Era pois ela, a mulher-deusa do cinema longínquo, quem se abrigara também no meu refúgio do calor diurno durante a minha sonolência e se me dirigia, confortável e paralelamente deitada a menos de um metro do meu corpo.

Passámos lá a tarde, numa tagarelice e mímicas divertidas e animadas, alternando o inglês, quando este me era insuficiente, com um italiano absorvido do neo-realismo cinéfilo e um gesticular de larga liberdade e amplitude.
Diálogo que levámos nas passeatas à beira-mar para colhermos dela salpicos de frescura e que teve o imediato condão de apagar da minha mente a Isa e o desencanto trazido.
Que simultânea e inevitavelmente inflamou também a curiosidade e a palermice dos meus pares de férias, o que não menos obviamente me reforçou o orgulho afirmativo, pois já notara comentários trocistas dirigidos ao alheamento social que adoptara.
Nessa noite veio mesmo buscar-me ao triângulo para me juntar ao seu grupo na discoteca, apresentando-me a todos e dançando exclusivamente comigo.
O seu belo companheiro foi também de uma delicadeza e simpatias insuperáveis para comigo o que, para além de me confortar, esboçava interrogações que contudo não me atrevi a intrepertar e explorar de imediato.

Já de madrugada despedi-me dela com grande emoção, pois sentia que o simples facto de me ter dedicado a sua preferência era já em si mesmo prémio para a nascente convicção que iria no futuro reforçar a minha independência e definitivamente orientar-me por decisões pessoais e não pelo pensar e agir socialmente alinhado e abrangente.
Já com todo o grupo instalado no autocarro ela manteve-se junto a mim numa despedida marcada pela intensidade dos olhares e foi então que me disse que iriam permanecer dois dias na capital para rodarem curtas passagens do filme.
E que teria pena de não ter lá a minha companhia.
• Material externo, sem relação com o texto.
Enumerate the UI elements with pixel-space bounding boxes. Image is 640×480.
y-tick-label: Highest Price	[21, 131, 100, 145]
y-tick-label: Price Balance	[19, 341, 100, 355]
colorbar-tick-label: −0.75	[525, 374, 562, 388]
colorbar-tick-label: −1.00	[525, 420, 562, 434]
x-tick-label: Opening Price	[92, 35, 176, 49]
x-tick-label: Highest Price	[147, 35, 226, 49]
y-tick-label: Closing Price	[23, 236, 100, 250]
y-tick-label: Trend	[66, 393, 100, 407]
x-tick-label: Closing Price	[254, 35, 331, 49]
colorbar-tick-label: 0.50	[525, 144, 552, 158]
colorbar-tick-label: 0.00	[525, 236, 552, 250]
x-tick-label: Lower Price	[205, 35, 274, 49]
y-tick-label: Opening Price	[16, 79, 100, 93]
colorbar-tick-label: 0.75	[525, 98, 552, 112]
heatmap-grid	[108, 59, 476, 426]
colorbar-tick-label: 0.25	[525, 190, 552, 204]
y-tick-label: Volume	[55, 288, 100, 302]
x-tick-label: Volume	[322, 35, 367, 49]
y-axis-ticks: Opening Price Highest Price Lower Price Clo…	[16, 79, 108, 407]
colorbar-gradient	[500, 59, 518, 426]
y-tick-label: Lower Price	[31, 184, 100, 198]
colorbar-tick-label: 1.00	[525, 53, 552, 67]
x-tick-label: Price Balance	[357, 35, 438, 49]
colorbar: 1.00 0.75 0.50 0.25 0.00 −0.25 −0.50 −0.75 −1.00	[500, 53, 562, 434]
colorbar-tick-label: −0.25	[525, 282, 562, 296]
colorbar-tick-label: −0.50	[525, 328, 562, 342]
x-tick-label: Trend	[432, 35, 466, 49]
Esta declaração inesperada deixou-me sem pinga de sangue, pois percebi que até então me obrigara a interpretar a atenção dela como mero capricho de fastio, sem acesso a outro desenvolvimento, o que agora subitamente se revelava um erro de leitura imperdoável.
Mas num último arremesso de coragem perguntei-lhe directamente se ela não namorava o seu atraente colega.
Ela olhou-me, virou-se para as janelas do autocarro e apontando para uma delas, onde vi um dos elementos do grupo, respondeu-me:
- Não, o namorado é ele…
Fiquei por momentos confuso e perdido no raciocínio mas observando melhor e vi também pela primeira vez a forma como o ocupante do vidro fixava o galã sentado ao seu lado, e acendeu-se finalmente a luz que até aí faltara ao meu espírito, compreendendo que não se referia a si mesma...
Ela também o notou e sem falar transmitiu-mo por uma expressão simultaneamente divertida e trocista.
Recuperando a agilidade mental perguntei, naquele dialecto que inventáramos e já com ela a subir os degraus, se à hora de partirem, na manhã seguinte, não haveria lugar para mais um...
- ...nem que seja lá atrás, em pé na coxia ou mesmo na bagageira, junto às malas?...
E foi com nova expressão, esta enigmaticamente distante, lançada já sobre o ombro, que me esclareceu que o tinha já reservado, ao seu lado.